Bilin ki, kıymet biçemedikleri, hazineleri olduğundandır şeffaf dosyaya poşetleyişleri...
"Vatan" çünkü ellerindeki;
Belli ki, değmesin istemişler üzerine yağmurun, çamurun izi!
Ama vatansızlığı marifet sayanlar nereden bilsin değil mi!
***
Tank paletleriyle...
Toplar, roketatarlarla...
Derileri yüzülerek...
Gözleri oyularak...
Diri diri yakılarak...
Boyunları kırılarak...
Her bir uzuvları parçalanıp köpeklerin önüne atılarak...
Kasaturayla deşilen karınlarında doğmamış çocuklarına bile işkence yapılarak...
İçinde analarının, bacılarının, karılarının, çocuklarının, babalarının, dayılarının, halalarının olduğu ceset dağlarının altında...
Yalan değil; Karabağlılar çok ezildiler, lakin "ezik" değiller;
Demir gibi dövüle dövüle...
Ateşte yana yana...
Bilene bilene...
Çelikleştiler.
Anlamadım ben hâlâ; ezilmiş olmalarının nesi komik, tam olarak neye gülmemiz gerekiyor bizim bu hikâyede!
***
"Futbol kültürü" diye cilaladığınız, kulüp yönetimlerinden tırtıklanan paralarla yapılan sahte kabadayılık ne ki; onlar, canları pahasına ayakta kalmayı, ayaklanmayı, "dünya devlerine" kafa tutmayı becerebilmişler; onu da öğrenirler...
Ya siz?
90 dakikalığına insan olmayı öğrenebilir misiniz?

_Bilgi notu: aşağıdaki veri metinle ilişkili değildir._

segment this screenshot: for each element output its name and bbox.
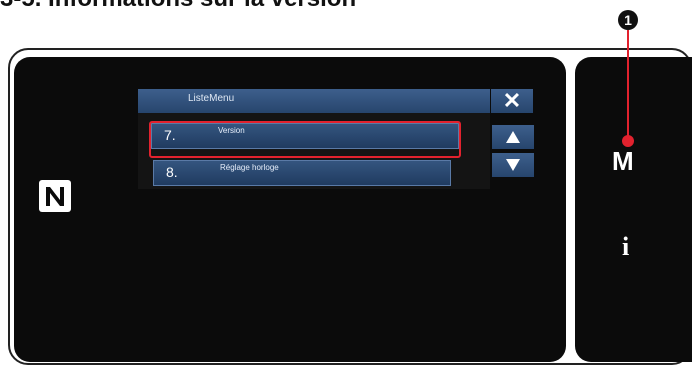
side-key-panel (575, 57, 692, 362)
nfc-icon (39, 180, 71, 212)
menu-item-number: 8. (166, 164, 178, 180)
callout-leader-line (627, 30, 629, 140)
scroll-up-button[interactable] (492, 125, 534, 149)
scroll-down-button[interactable] (492, 153, 534, 177)
menu-title-bar: ListeMenu (138, 89, 490, 113)
close-icon: ✕ (502, 88, 522, 113)
info-key-button[interactable]: i (622, 232, 629, 262)
menu-key-button[interactable]: M (612, 146, 634, 177)
arrow-up-icon (506, 131, 520, 143)
menu-item-label: Réglage horloge (220, 163, 279, 172)
page-heading: 3-5. Informations sur la version (0, 0, 356, 12)
callout-number: 1 (618, 10, 638, 30)
arrow-down-icon (506, 159, 520, 171)
menu-title: ListeMenu (188, 93, 235, 104)
selection-highlight (149, 121, 461, 158)
menu-item-clock-setting[interactable]: 8. Réglage horloge (153, 160, 451, 186)
close-button[interactable]: ✕ (491, 89, 533, 113)
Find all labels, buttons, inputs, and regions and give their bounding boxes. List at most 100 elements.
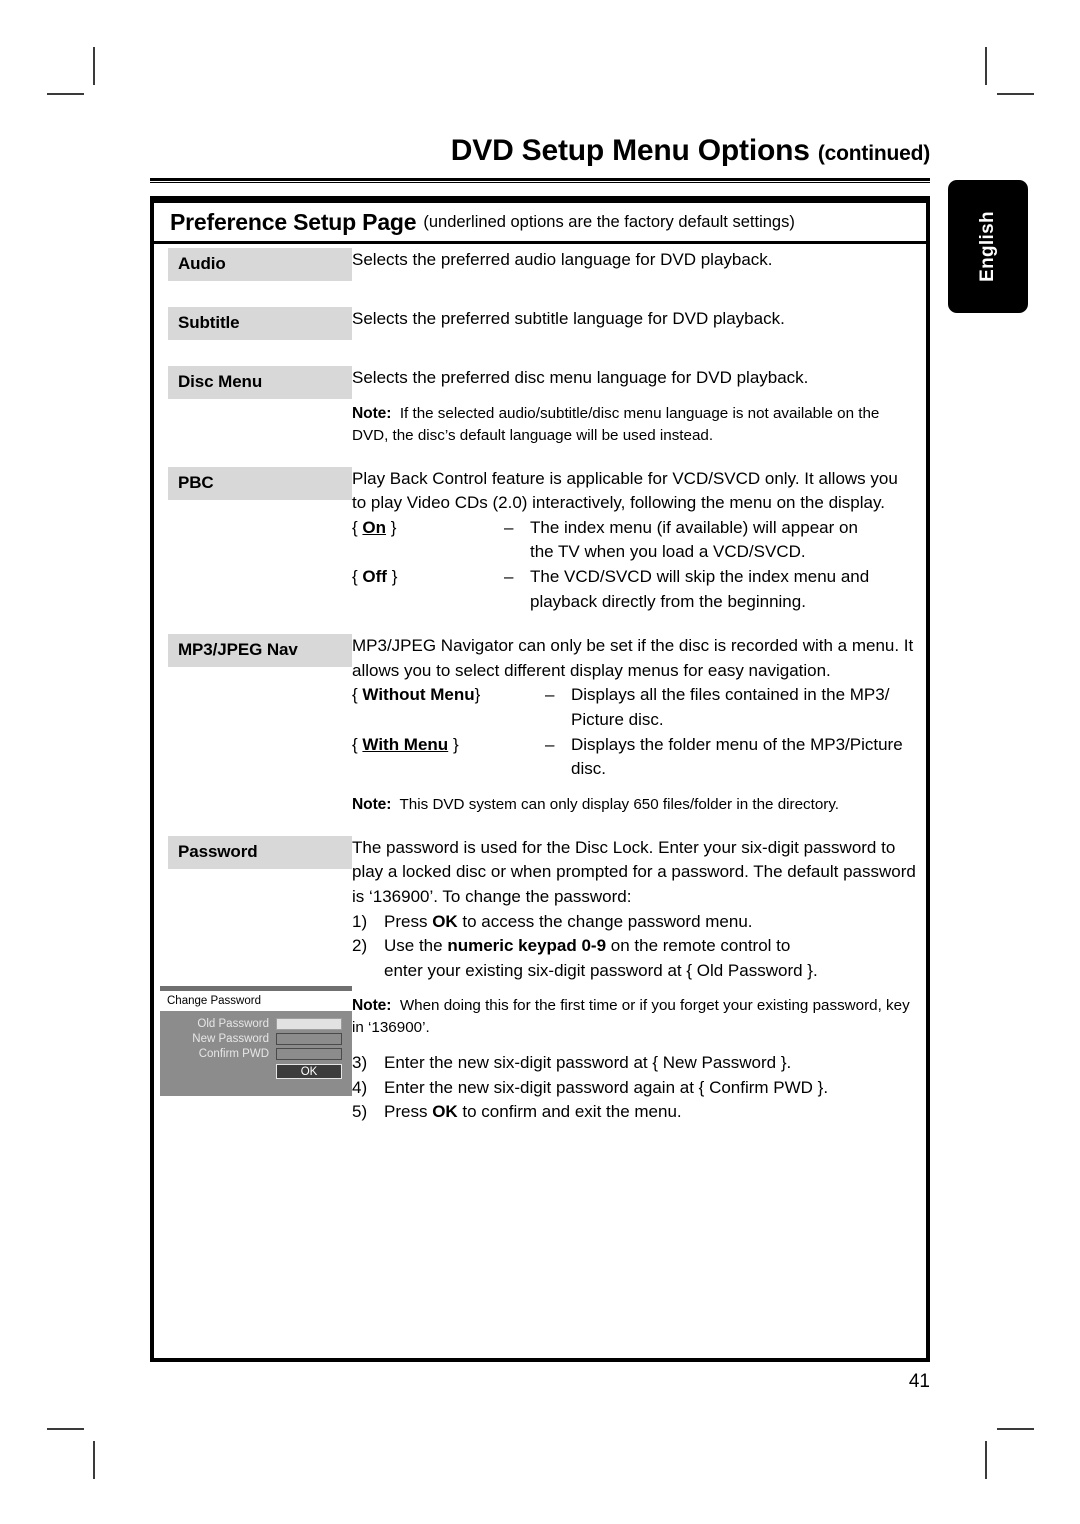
step-text-pre: Press xyxy=(384,911,433,931)
step-text-pre: Press xyxy=(384,1102,433,1122)
option-brace-open: { xyxy=(352,685,358,705)
option-dash: – xyxy=(504,566,514,586)
note-label: Note: xyxy=(352,997,392,1015)
crop-mark-bottom-right-vertical xyxy=(985,1441,987,1479)
step-text-post: to access the change password menu. xyxy=(457,911,753,931)
row-text-audio: Selects the preferred audio language for… xyxy=(352,250,773,269)
option-key-spacer xyxy=(352,590,504,615)
option-pbc-off-cont: playback directly from the beginning. xyxy=(352,590,916,615)
inner-spacer xyxy=(352,1039,916,1051)
confirm-pwd-input[interactable] xyxy=(276,1048,342,1060)
row-note-mp3-jpeg-nav: Note: This DVD system can only display 6… xyxy=(352,794,916,816)
page-title-continued: (continued) xyxy=(817,142,930,165)
option-key: { With Menu } xyxy=(352,733,545,758)
dialog-field-label: Confirm PWD xyxy=(198,1048,269,1060)
option-without-menu-cont: Picture disc. xyxy=(352,708,916,733)
password-step-4: 4) Enter the new six-digit password agai… xyxy=(352,1076,916,1101)
crop-mark-top-right-horizontal xyxy=(997,93,1034,95)
row-spacer xyxy=(154,816,926,836)
row-label-cell: Subtitle xyxy=(154,307,352,340)
row-text-pbc: Play Back Control feature is applicable … xyxy=(352,468,898,513)
row-spacer xyxy=(154,340,926,366)
title-divider-rule xyxy=(150,178,930,183)
password-steps: 1) Press OK to access the change passwor… xyxy=(352,910,916,1126)
row-note-password: Note: When doing this for the first time… xyxy=(352,995,916,1039)
password-step-1: 1) Press OK to access the change passwor… xyxy=(352,910,916,935)
row-text-mp3-jpeg-nav: MP3/JPEG Navigator can only be set if th… xyxy=(352,636,914,680)
option-dash-spacer xyxy=(545,757,571,782)
option-brace-open: { xyxy=(352,734,358,754)
option-with-menu-cont: disc. xyxy=(352,757,916,782)
dialog-field-confirm-pwd: Confirm PWD xyxy=(160,1048,352,1060)
dialog-field-label: New Password xyxy=(192,1033,269,1045)
step-text-pre: Use the xyxy=(384,936,448,956)
section-header-note: (underlined options are the factory defa… xyxy=(423,212,795,231)
row-body-cell: MP3/JPEG Navigator can only be set if th… xyxy=(352,634,926,816)
step-text-bold: numeric keypad 0-9 xyxy=(447,936,607,956)
option-brace-open: { xyxy=(352,566,358,586)
change-password-dialog-screenshot: Change Password Old Password New Passwor… xyxy=(160,986,352,1096)
step-text: Enter the new six-digit password again a… xyxy=(384,1077,829,1097)
password-step-5: 5) Press OK to confirm and exit the menu… xyxy=(352,1100,916,1125)
row-label-cell: MP3/JPEG Nav xyxy=(154,634,352,668)
option-description-line2: disc. xyxy=(571,759,606,779)
row-text-subtitle: Selects the preferred subtitle language … xyxy=(352,309,785,328)
option-brace-close: } xyxy=(474,685,481,705)
page-title-main: DVD Setup Menu Options xyxy=(450,134,810,167)
option-pbc-off: { Off } – The VCD/SVCD will skip the ind… xyxy=(352,565,916,590)
table-row-disc-menu: Disc Menu Selects the preferred disc men… xyxy=(154,366,926,447)
row-label-cell: Password xyxy=(154,835,352,869)
step-text-post: on the remote control to xyxy=(606,936,791,956)
option-description-line2: Picture disc. xyxy=(571,709,664,729)
row-spacer xyxy=(154,447,926,467)
dialog-title-bar: Change Password xyxy=(160,991,352,1011)
password-step-3: 3) Enter the new six-digit password at {… xyxy=(352,1051,916,1076)
option-pbc-on-cont: the TV when you load a VCD/SVCD. xyxy=(352,540,916,565)
page-number: 41 xyxy=(908,1371,930,1392)
option-description: Displays the folder menu of the MP3/Pict… xyxy=(571,734,903,754)
section-header-title: Preference Setup Page xyxy=(170,208,417,235)
dialog-fields: Old Password New Password Confirm PWD OK xyxy=(160,1011,352,1079)
dialog-field-old-password: Old Password xyxy=(160,1018,352,1030)
step-text: Use the numeric keypad 0-9 on the remote… xyxy=(384,934,916,983)
row-label-cell: Disc Menu xyxy=(154,366,352,399)
option-key: { Off } xyxy=(352,565,504,590)
page-title: DVD Setup Menu Options (continued) xyxy=(150,134,930,168)
option-description: The VCD/SVCD will skip the index menu an… xyxy=(530,566,870,586)
row-body-cell: Play Back Control feature is applicable … xyxy=(352,467,926,615)
option-brace-close: } xyxy=(390,517,397,537)
option-brace-open: { xyxy=(352,517,358,537)
step-number: 2) xyxy=(352,936,368,956)
language-tab-label: English xyxy=(977,211,998,282)
option-dash: – xyxy=(545,734,555,754)
note-text: This DVD system can only display 650 fil… xyxy=(399,795,840,813)
old-password-input[interactable] xyxy=(276,1018,342,1030)
step-text: Enter the new six-digit password at { Ne… xyxy=(384,1053,792,1073)
row-spacer xyxy=(154,281,926,307)
row-note-disc-menu: Note: If the selected audio/subtitle/dis… xyxy=(352,403,916,447)
option-dash-spacer xyxy=(504,540,530,565)
step-number: 3) xyxy=(352,1053,368,1073)
dialog-field-label: Old Password xyxy=(197,1018,269,1030)
table-row-subtitle: Subtitle Selects the preferred subtitle … xyxy=(154,307,926,340)
new-password-input[interactable] xyxy=(276,1033,342,1045)
dialog-field-new-password: New Password xyxy=(160,1033,352,1045)
language-tab: English xyxy=(948,180,1028,313)
option-dash: – xyxy=(545,685,555,705)
option-pbc-on: { On } – The index menu (if available) w… xyxy=(352,516,916,541)
dialog-ok-button[interactable]: OK xyxy=(276,1064,342,1079)
option-with-menu: { With Menu } – Displays the folder menu… xyxy=(352,733,916,758)
row-label-subtitle: Subtitle xyxy=(168,307,352,340)
option-dash-spacer xyxy=(545,708,571,733)
step-text-line2: enter your existing six-digit password a… xyxy=(384,960,818,980)
row-label-cell: Audio xyxy=(154,248,352,281)
option-brace-close: } xyxy=(391,566,398,586)
inner-spacer xyxy=(352,782,916,794)
note-text: When doing this for the first time or if… xyxy=(352,997,910,1037)
step-number: 1) xyxy=(352,911,368,931)
option-dash-spacer xyxy=(504,590,530,615)
table-row-audio: Audio Selects the preferred audio langua… xyxy=(154,248,926,281)
option-description: The index menu (if available) will appea… xyxy=(530,517,858,537)
row-label-disc-menu: Disc Menu xyxy=(168,366,352,399)
step-text-post: to confirm and exit the menu. xyxy=(457,1102,682,1122)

Kendi ezikliğinizi, mazlumları ezerek değil de "insanlık"la perdelemeyi becerebilir misiniz?
***
Direniş değil sağıra yatıyorlar...
Açık seçik yapılan istifa çağrılarından sonra bile hâlâ görevlerine devam eden AKP'li 3 belediye başkanının tavrını "direniş" diye nitelendirenler var;
Neredeyse kahramanlaştırdılar!
Hayır, biri bir izah etse, "direnip" de ne yapıyorlar;
Çarpışıyorlar mı?
"Hodri Meydan" mı çekiyorlar?
"Sizin asıl derdiniz şu ama ben bu hesaplara pabuç bırakmam" diye ifşaatta mı bulunuyorlar, maske mi düşürüyorlar?
Bir "şahsiyet ayaklanması" mı sahneliyorlar gümbür gümbür?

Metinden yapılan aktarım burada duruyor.